Genomic analysis of RNA-Pol II occupancy in klar mutant larval muscles

To identify genes that act downstream of the LINC complex, we adopted the targeted DamID approach, developed for tissue-specific expression in flies (Southall et al., 2013), to characterize genes with altered RNA-polymerase (Pol) II occupancy in klar mutant myofibers. This approach allows us to directly follow the profile of RNA-Pol II binding to DNA in klar and control mature myofibers, while circumventing the technical difficulty involved in isolating pure muscle tissue from the larvae as well as batch effects of RNA preparations, and thus compare directly the profile of RNA-Pol II binding to DNA in klar and control myofibers. In brief, muscle-specific RNA-Pol II (RpII215), fused to the DNA adenine methyltransferase from Escherichia coli, is driven by using a muscle-specific driver Mef2-GAL4, whose expression is activated only in mature larval muscles. A temperature-specific GAL4 inhibitor Gal80ts, was inactivated at the third-instar larval stage, allowing the Mef2-GAL4 to drive the Dam-Pol II in differentiated myofibers. The Dam-Pol II experiments included four independent repetitions for each of the four genotypes: (1) control, Dam only; (2) WT, Dam-Pol II; (3) klar, Dam only, and (4) klar, Dam-Pol II. The larvae of each genotype were dissected, and their DNA was extracted and processed with the specific DpnI enzyme that cuts the methylated GATC sites sensitive to the Dam activity. After an additional PCR amplification step and further processing of the DNA, we performed high-throughput DNA sequencing (Fig. 6, A and B). The results were further analyzed by a bioinformatics pipeline (Marshall and Brand, 2015), which essentially subtracts background of nonspecific Dam binding and further highlights the gene-specific loci.

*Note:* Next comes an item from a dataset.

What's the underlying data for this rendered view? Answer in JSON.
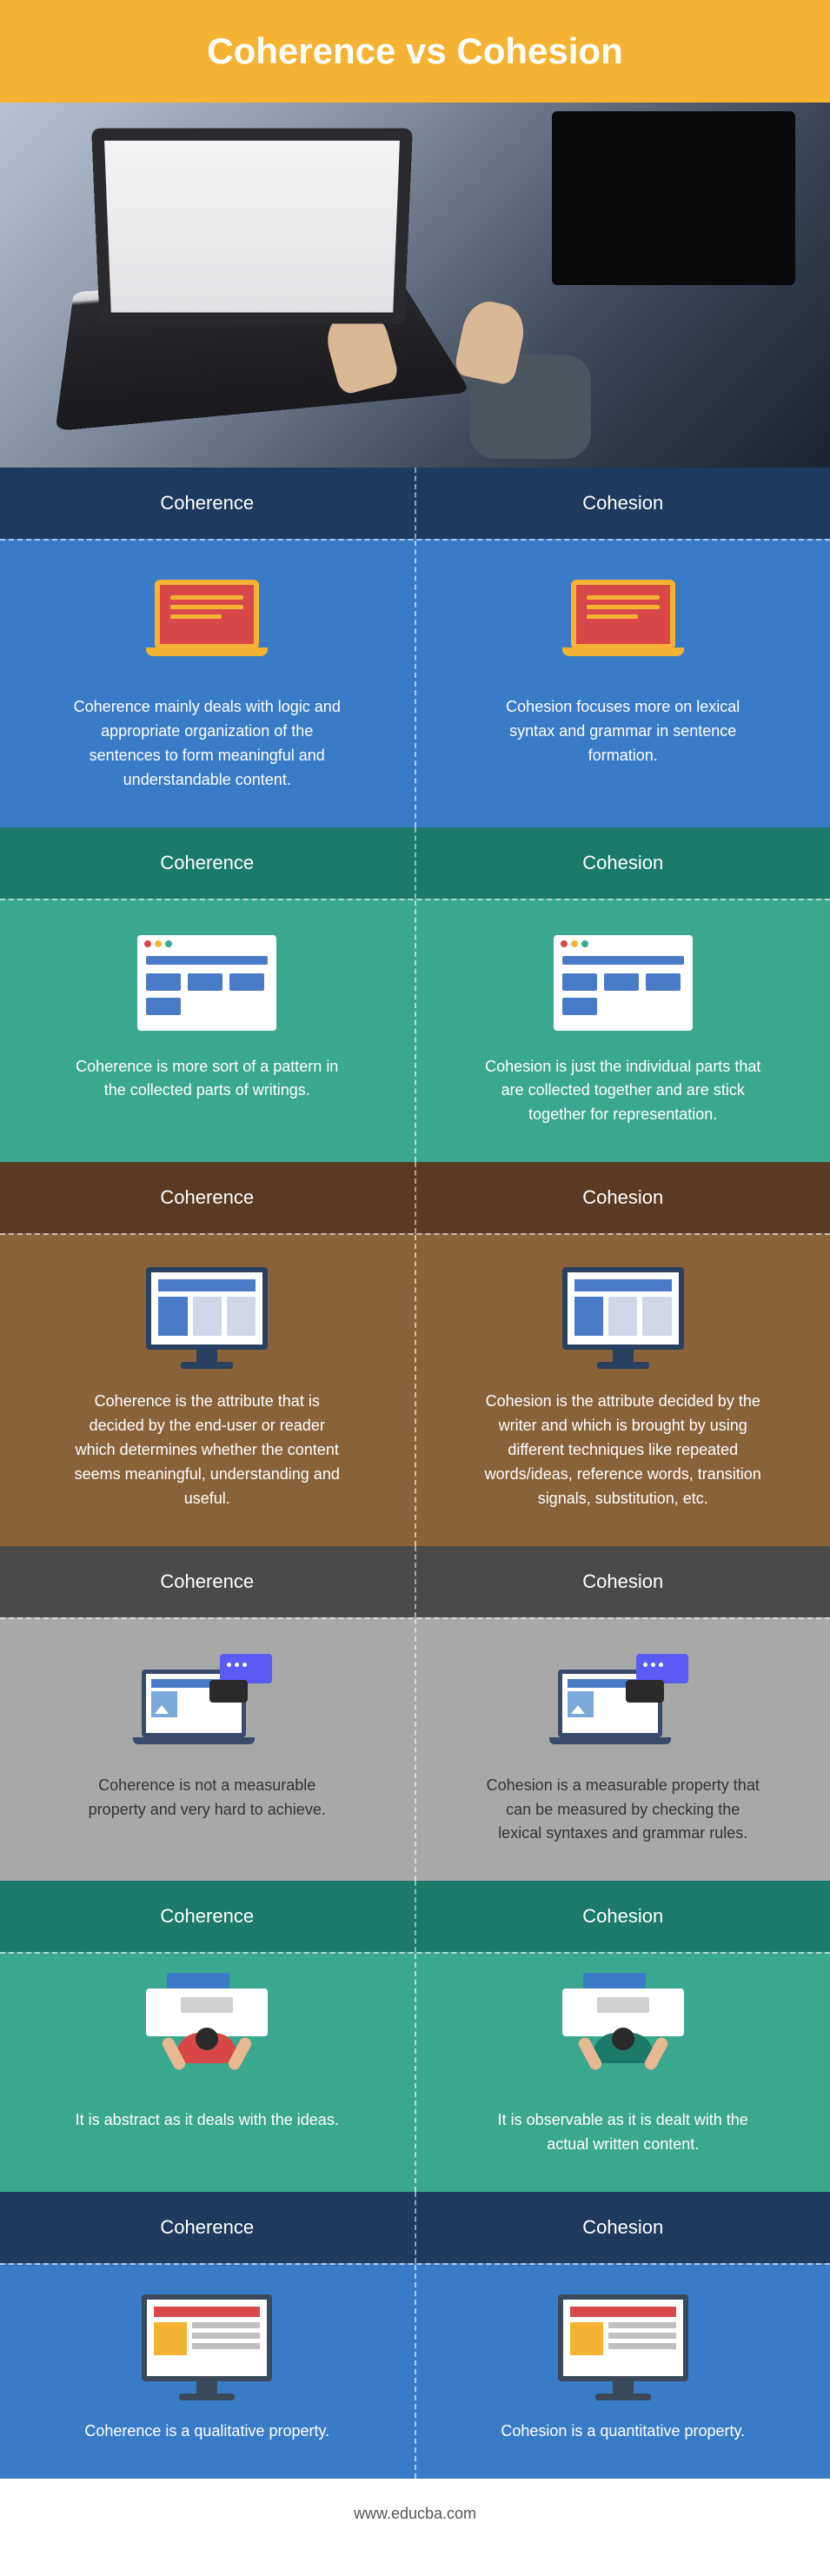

A regression analysis of the hits of the Dam-Pol II gene occupancy analysis in WT versus mutant muscles after normalizing each of them against Dam alone is shown in Fig. 6 B. A group of ∼200 genes was considered statistically different from that of the control (standard score, Z > 1.96, comparable to significance level, P < 0.05, or 95% confidential interval). Among these genes, a cluster of 12 genes coding for subunits of the 26S proteasome, a cluster of 16 ribosomal genes, and a cluster of 22 genes associated with the nucleus, as well as 10 genes coding for MT-associated proteins, were identified (Fig. 6 C).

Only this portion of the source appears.